Law's first effort was with the Pastoral Provision, although this was itself a Plan B after John Paul resisted creating a personal prelature for the dissident Anglicans in the late 1970s. The problem was that only a handful of parishes succeeded under the Pastoral Provision over the 1980s, with a notable failure when successive archbishops of Los Angeles refused to allow several former Episcopalian parishes to come in under the provision. Clearly Law, probably for the sake of his own agenda, felt the concept had more potential than it did. He apparently still hoped a personal prelature would somehow change its dismal prospects.

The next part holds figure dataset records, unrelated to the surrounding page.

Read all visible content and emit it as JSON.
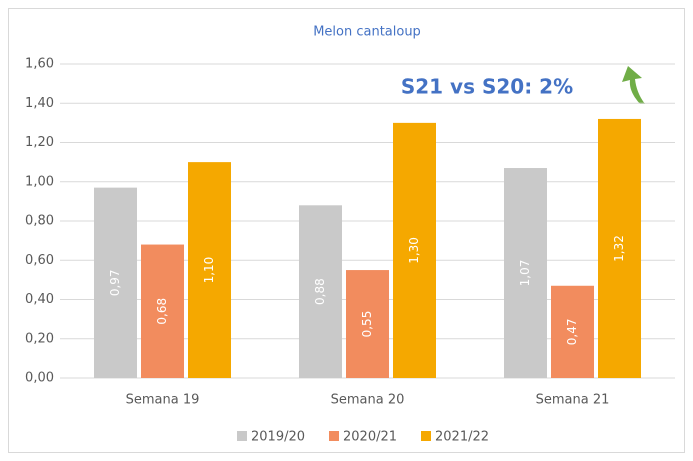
{
  "chart_data": {
    "type": "bar",
    "title": "Melon cantaloup",
    "annotation": "S21 vs S20: 2%",
    "categories": [
      "Semana 19",
      "Semana 20",
      "Semana 21"
    ],
    "series": [
      {
        "name": "2019/20",
        "color": "#c9c9c9",
        "values": [
          0.97,
          0.88,
          1.07
        ],
        "value_labels": [
          "0,97",
          "0,88",
          "1,07"
        ]
      },
      {
        "name": "2020/21",
        "color": "#f28c5e",
        "values": [
          0.68,
          0.55,
          0.47
        ],
        "value_labels": [
          "0,68",
          "0,55",
          "0,47"
        ]
      },
      {
        "name": "2021/22",
        "color": "#f5a800",
        "values": [
          1.1,
          1.3,
          1.32
        ],
        "value_labels": [
          "1,10",
          "1,30",
          "1,32"
        ]
      }
    ],
    "ylim": [
      0,
      1.6
    ],
    "yticks": [
      {
        "value": 0,
        "label": "0,00"
      },
      {
        "value": 0.2,
        "label": "0,20"
      },
      {
        "value": 0.4,
        "label": "0,40"
      },
      {
        "value": 0.6,
        "label": "0,60"
      },
      {
        "value": 0.8,
        "label": "0,80"
      },
      {
        "value": 1.0,
        "label": "1,00"
      },
      {
        "value": 1.2,
        "label": "1,20"
      },
      {
        "value": 1.4,
        "label": "1,40"
      },
      {
        "value": 1.6,
        "label": "1,60"
      }
    ],
    "grid": true,
    "legend": "bottom"
  }
}
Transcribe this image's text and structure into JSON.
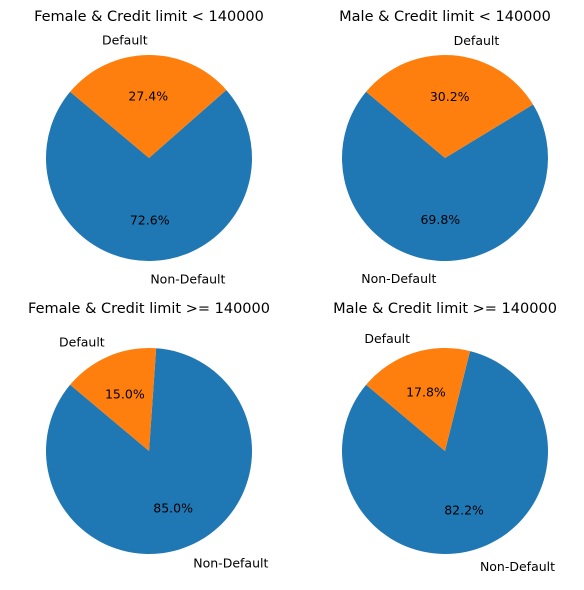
{
  "chart_data": [
    {
      "type": "pie",
      "title": "Female & Credit limit < 140000",
      "labels": [
        "Non-Default",
        "Default"
      ],
      "values": [
        72.6,
        27.4
      ],
      "percent_labels": [
        "72.6%",
        "27.4%"
      ],
      "colors": [
        "#1f77b4",
        "#ff7f0e"
      ]
    },
    {
      "type": "pie",
      "title": "Male & Credit limit < 140000",
      "labels": [
        "Non-Default",
        "Default"
      ],
      "values": [
        69.8,
        30.2
      ],
      "percent_labels": [
        "69.8%",
        "30.2%"
      ],
      "colors": [
        "#1f77b4",
        "#ff7f0e"
      ]
    },
    {
      "type": "pie",
      "title": "Female & Credit limit >= 140000",
      "labels": [
        "Non-Default",
        "Default"
      ],
      "values": [
        85.0,
        15.0
      ],
      "percent_labels": [
        "85.0%",
        "15.0%"
      ],
      "colors": [
        "#1f77b4",
        "#ff7f0e"
      ]
    },
    {
      "type": "pie",
      "title": "Male & Credit limit >= 140000",
      "labels": [
        "Non-Default",
        "Default"
      ],
      "values": [
        82.2,
        17.8
      ],
      "percent_labels": [
        "82.2%",
        "17.8%"
      ],
      "colors": [
        "#1f77b4",
        "#ff7f0e"
      ]
    }
  ]
}
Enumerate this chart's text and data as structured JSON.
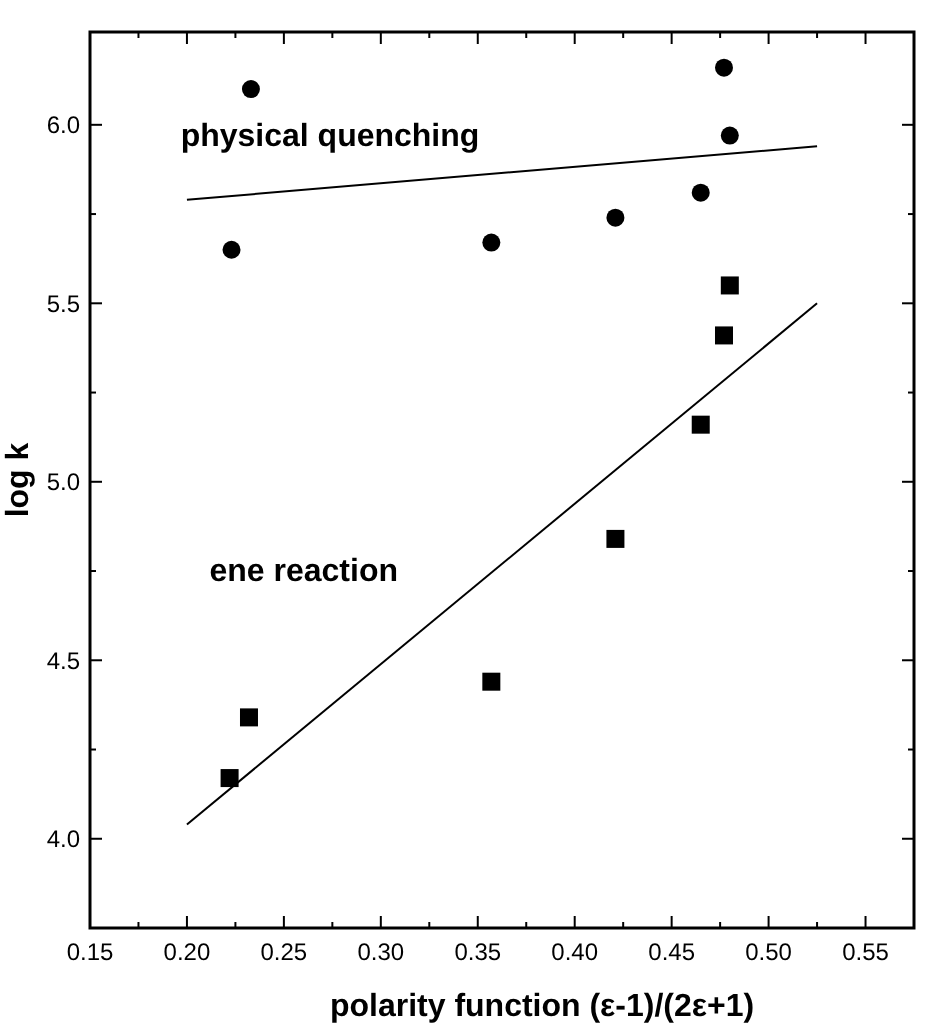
{
  "chart_data": {
    "type": "scatter",
    "xlabel": "polarity function (ε-1)/(2ε+1)",
    "ylabel": "log k",
    "xlim": [
      0.15,
      0.575
    ],
    "ylim": [
      3.75,
      6.26
    ],
    "xticks": [
      {
        "value": 0.15,
        "label": "0.15"
      },
      {
        "value": 0.175,
        "label": null
      },
      {
        "value": 0.2,
        "label": "0.20"
      },
      {
        "value": 0.225,
        "label": null
      },
      {
        "value": 0.25,
        "label": "0.25"
      },
      {
        "value": 0.275,
        "label": null
      },
      {
        "value": 0.3,
        "label": "0.30"
      },
      {
        "value": 0.325,
        "label": null
      },
      {
        "value": 0.35,
        "label": "0.35"
      },
      {
        "value": 0.375,
        "label": null
      },
      {
        "value": 0.4,
        "label": "0.40"
      },
      {
        "value": 0.425,
        "label": null
      },
      {
        "value": 0.45,
        "label": "0.45"
      },
      {
        "value": 0.475,
        "label": null
      },
      {
        "value": 0.5,
        "label": "0.50"
      },
      {
        "value": 0.525,
        "label": null
      },
      {
        "value": 0.55,
        "label": "0.55"
      }
    ],
    "yticks": [
      {
        "value": 4,
        "label": "4.0"
      },
      {
        "value": 4.25,
        "label": null
      },
      {
        "value": 4.5,
        "label": "4.5"
      },
      {
        "value": 4.75,
        "label": null
      },
      {
        "value": 5,
        "label": "5.0"
      },
      {
        "value": 5.25,
        "label": null
      },
      {
        "value": 5.5,
        "label": "5.5"
      },
      {
        "value": 5.75,
        "label": null
      },
      {
        "value": 6,
        "label": "6.0"
      }
    ],
    "grid": false,
    "series": [
      {
        "marker": "circle",
        "color": "#000000",
        "x": [
          0.223,
          0.233,
          0.357,
          0.421,
          0.465,
          0.477,
          0.48
        ],
        "values": [
          5.65,
          6.1,
          5.67,
          5.74,
          5.81,
          6.16,
          5.97
        ]
      },
      {
        "marker": "square",
        "color": "#000000",
        "x": [
          0.222,
          0.232,
          0.357,
          0.421,
          0.465,
          0.477,
          0.48
        ],
        "values": [
          4.17,
          4.34,
          4.44,
          4.84,
          5.16,
          5.41,
          5.55
        ]
      },
      {
        "type": "line",
        "marker": "none",
        "line_style": "solid",
        "color": "#000000",
        "x": [
          0.2,
          0.525
        ],
        "values": [
          5.79,
          5.94
        ]
      },
      {
        "type": "line",
        "marker": "none",
        "line_style": "solid",
        "color": "#000000",
        "x": [
          0.2,
          0.525
        ],
        "values": [
          4.04,
          5.5
        ]
      }
    ],
    "annotations": [
      "physical quenching",
      "ene reaction"
    ]
  }
}
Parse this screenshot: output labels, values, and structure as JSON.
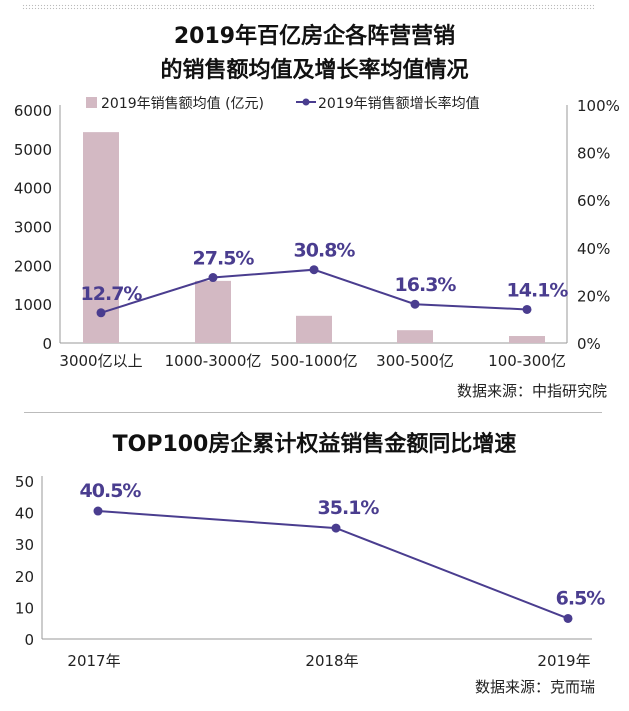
{
  "chart_data": [
    {
      "type": "bar+line",
      "title": "2019年百亿房企各阵营营销的销售额均值及增长率均值情况",
      "title_lines": [
        "2019年百亿房企各阵营营销",
        "的销售额均值及增长率均值情况"
      ],
      "categories": [
        "3000亿以上",
        "1000-3000亿",
        "500-1000亿",
        "300-500亿",
        "100-300亿"
      ],
      "series": [
        {
          "name": "2019年销售额均值 (亿元)",
          "type": "bar",
          "axis": "left",
          "values": [
            5430,
            1600,
            700,
            330,
            180
          ],
          "color": "#d3b9c3"
        },
        {
          "name": "2019年销售额增长率均值",
          "type": "line",
          "axis": "right",
          "values": [
            12.7,
            27.5,
            30.8,
            16.3,
            14.1
          ],
          "data_labels": [
            "12.7%",
            "27.5%",
            "30.8%",
            "16.3%",
            "14.1%"
          ],
          "color": "#4a3d8f"
        }
      ],
      "y_left": {
        "ylim": [
          0,
          6000
        ],
        "ticks": [
          "0",
          "1000",
          "2000",
          "3000",
          "4000",
          "5000",
          "6000"
        ]
      },
      "y_right": {
        "ylim": [
          0,
          100
        ],
        "ticks": [
          "0%",
          "20%",
          "40%",
          "60%",
          "80%",
          "100%"
        ]
      },
      "legend": "top",
      "grid": false,
      "source": "数据来源：中指研究院"
    },
    {
      "type": "line",
      "title": "TOP100房企累计权益销售金额同比增速",
      "categories": [
        "2017年",
        "2018年",
        "2019年"
      ],
      "series": [
        {
          "type": "line",
          "values": [
            40.5,
            35.1,
            6.5
          ],
          "data_labels": [
            "40.5%",
            "35.1%",
            "6.5%"
          ],
          "color": "#4a3d8f"
        }
      ],
      "ylim": [
        0,
        50
      ],
      "y_ticks": [
        "0",
        "10",
        "20",
        "30",
        "40",
        "50"
      ],
      "grid": false,
      "source": "数据来源：克而瑞"
    }
  ]
}
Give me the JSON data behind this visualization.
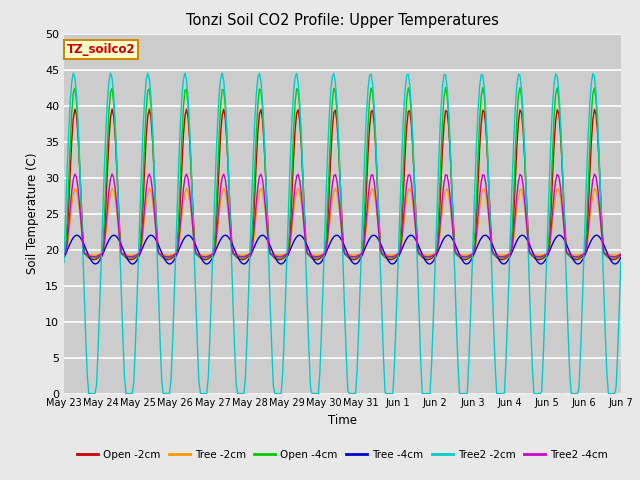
{
  "title": "Tonzi Soil CO2 Profile: Upper Temperatures",
  "ylabel": "Soil Temperature (C)",
  "xlabel": "Time",
  "ylim": [
    0,
    50
  ],
  "label_text": "TZ_soilco2",
  "series": [
    {
      "label": "Open -2cm",
      "color": "#cc0000"
    },
    {
      "label": "Tree -2cm",
      "color": "#ff9900"
    },
    {
      "label": "Open -4cm",
      "color": "#00cc00"
    },
    {
      "label": "Tree -4cm",
      "color": "#0000cc"
    },
    {
      "label": "Tree2 -2cm",
      "color": "#00cccc"
    },
    {
      "label": "Tree2 -4cm",
      "color": "#cc00cc"
    }
  ],
  "xtick_labels": [
    "May 23",
    "May 24",
    "May 25",
    "May 26",
    "May 27",
    "May 28",
    "May 29",
    "May 30",
    "May 31",
    "Jun 1",
    "Jun 2",
    "Jun 3",
    "Jun 4",
    "Jun 5",
    "Jun 6",
    "Jun 7"
  ],
  "fig_bg": "#e8e8e8",
  "plot_bg": "#cccccc",
  "grid_color": "#bbbbbb",
  "n_days": 15,
  "n_points": 360
}
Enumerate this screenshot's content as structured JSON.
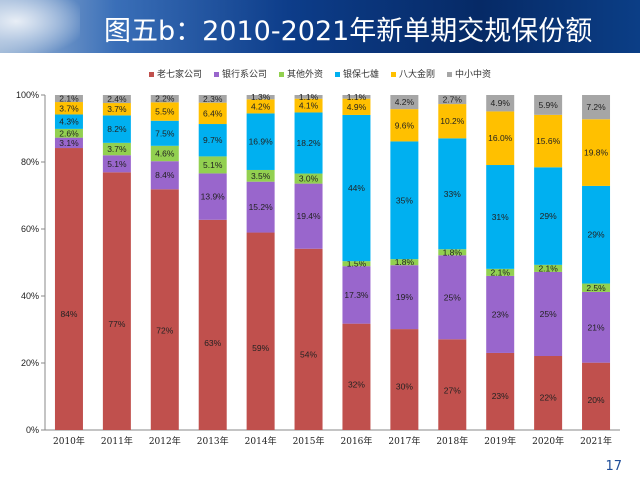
{
  "header": {
    "title": "图五b：2010-2021年新单期交规保份额"
  },
  "page_number": "17",
  "chart_data": {
    "type": "bar",
    "stacked": true,
    "title": "",
    "xlabel": "",
    "ylabel": "",
    "ylim": [
      0,
      100
    ],
    "yticks": [
      "0%",
      "20%",
      "40%",
      "60%",
      "80%",
      "100%"
    ],
    "legend_position": "top",
    "categories": [
      "2010年",
      "2011年",
      "2012年",
      "2013年",
      "2014年",
      "2015年",
      "2016年",
      "2017年",
      "2018年",
      "2019年",
      "2020年",
      "2021年"
    ],
    "series": [
      {
        "name": "老七家公司",
        "color": "#c0504d",
        "values": [
          84,
          77,
          72,
          63,
          59,
          54,
          32,
          30,
          27,
          23,
          22,
          20
        ],
        "labels": [
          "84%",
          "77%",
          "72%",
          "63%",
          "59%",
          "54%",
          "32%",
          "30%",
          "27%",
          "23%",
          "22%",
          "20%"
        ]
      },
      {
        "name": "银行系公司",
        "color": "#9966cc",
        "values": [
          3.1,
          5.1,
          8.4,
          13.9,
          15.2,
          19.4,
          17.3,
          19,
          25,
          23,
          25,
          21
        ],
        "labels": [
          "3.1%",
          "5.1%",
          "8.4%",
          "13.9%",
          "15.2%",
          "19.4%",
          "17.3%",
          "19%",
          "25%",
          "23%",
          "25%",
          "21%"
        ]
      },
      {
        "name": "其他外资",
        "color": "#92d050",
        "values": [
          2.6,
          3.7,
          4.6,
          5.1,
          3.5,
          3.0,
          1.5,
          1.8,
          1.8,
          2.1,
          2.1,
          2.5
        ],
        "labels": [
          "2.6%",
          "3.7%",
          "4.6%",
          "5.1%",
          "3.5%",
          "3.0%",
          "1.5%",
          "1.8%",
          "1.8%",
          "2.1%",
          "2.1%",
          "2.5%"
        ]
      },
      {
        "name": "银保七雄",
        "color": "#00b0f0",
        "values": [
          4.3,
          8.2,
          7.5,
          9.7,
          16.9,
          18.2,
          44,
          35,
          33,
          31,
          29,
          29
        ],
        "labels": [
          "4.3%",
          "8.2%",
          "7.5%",
          "9.7%",
          "16.9%",
          "18.2%",
          "44%",
          "35%",
          "33%",
          "31%",
          "29%",
          "29%"
        ]
      },
      {
        "name": "八大金刚",
        "color": "#ffc000",
        "values": [
          3.7,
          3.7,
          5.5,
          6.4,
          4.2,
          4.1,
          4.9,
          9.6,
          10.2,
          16.0,
          15.6,
          19.8
        ],
        "labels": [
          "3.7%",
          "3.7%",
          "5.5%",
          "6.4%",
          "4.2%",
          "4.1%",
          "4.9%",
          "9.6%",
          "10.2%",
          "16.0%",
          "15.6%",
          "19.8%"
        ]
      },
      {
        "name": "中小中资",
        "color": "#a6a6a6",
        "values": [
          2.1,
          2.4,
          2.2,
          2.3,
          1.3,
          1.1,
          1.1,
          4.2,
          2.7,
          4.9,
          5.9,
          7.2
        ],
        "labels": [
          "2.1%",
          "2.4%",
          "2.2%",
          "2.3%",
          "1.3%",
          "1.1%",
          "1.1%",
          "4.2%",
          "2.7%",
          "4.9%",
          "5.9%",
          "7.2%"
        ]
      }
    ]
  }
}
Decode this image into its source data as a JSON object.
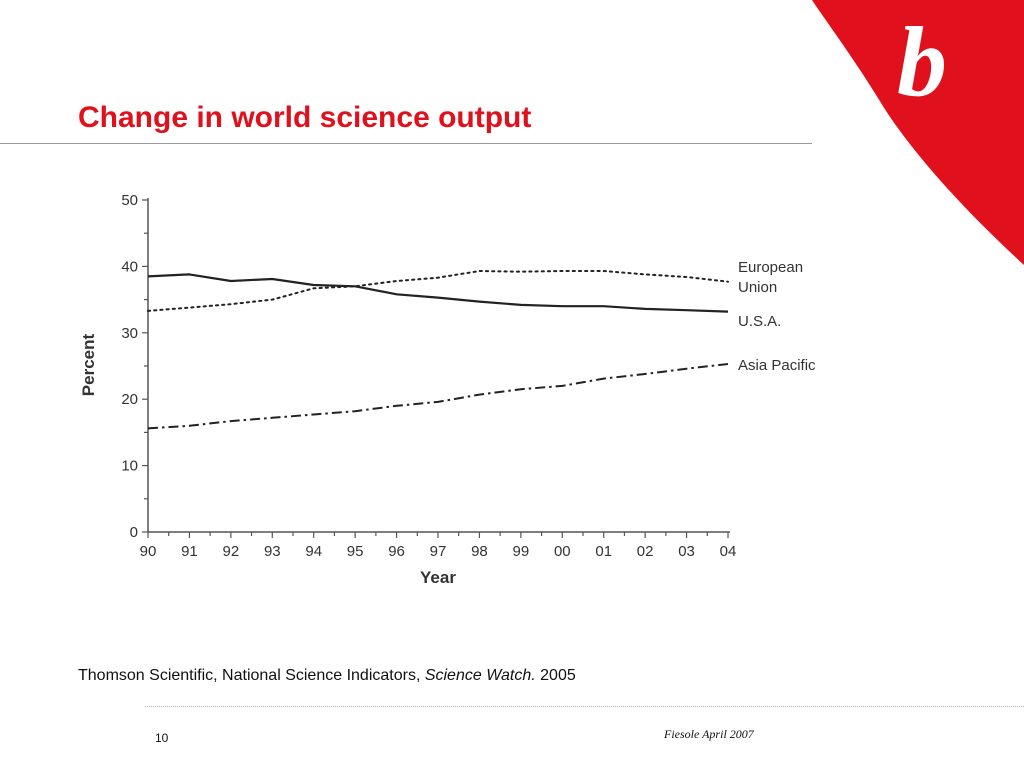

Law facilitated a meeting between several conservative Episcopalian clergy and Cardinal Ratzinger in 1993, which resulted in a draft of Anglicanorum coetibus. John Paul, still skeptical, told Ratzinger to put it to a vote with the Congregation for the Doctrine of the Faith, which presumably both understood wouldn't pass, and Ratzinger kept it in a drawer in his desk, figuratively speaking. It's worth pointing out that during the 1993 meeting, an Episcopalian bishop gave Ratzinger the estimate that 250,000 Episcopalians would join a Catholic personal prelature.
The best estimate we have is that as of 2019, the North American ordinariate numbers in the mid four figures, somewhere between 1% and 2% of the original estimate. I think a perfectly reasonable question would be whether Pope Benedict XVI would have issued the apostolic constitution if he'd been aware of its actual level of interest. Indeed, might Cardinal Law have been better advised to focus his efforts elsewhere? My regular correspondent points out,
[S]ome of the smallest OCSP groups are in cities with very large Anglican populations. The Anglican Diocese of Toronto has 54,000 people on its parish rolls. The ["continuing"] ACCC community in Greater Vancouver led by the now-administrator of Our Lady of Walsingham, Maple Ridge had 100 members and had purchased a church---it was probably the second-largest group in the ACCC. The target market is large, but the Ordinariate uptake is almost non-existent. . . . in calculating the size of the target market here, there must be hundreds of thousands of current Catholics with family connections to the United Church of Canada or the ACC, (Canada's two largest Protestant denominations), qualifying them for Ordinariate membership.Missions or not, bishops are called to be effective stewards of the Church's resources. Closing and merging parishes are part of their job. Ending one form of outreach can enable a more effective one.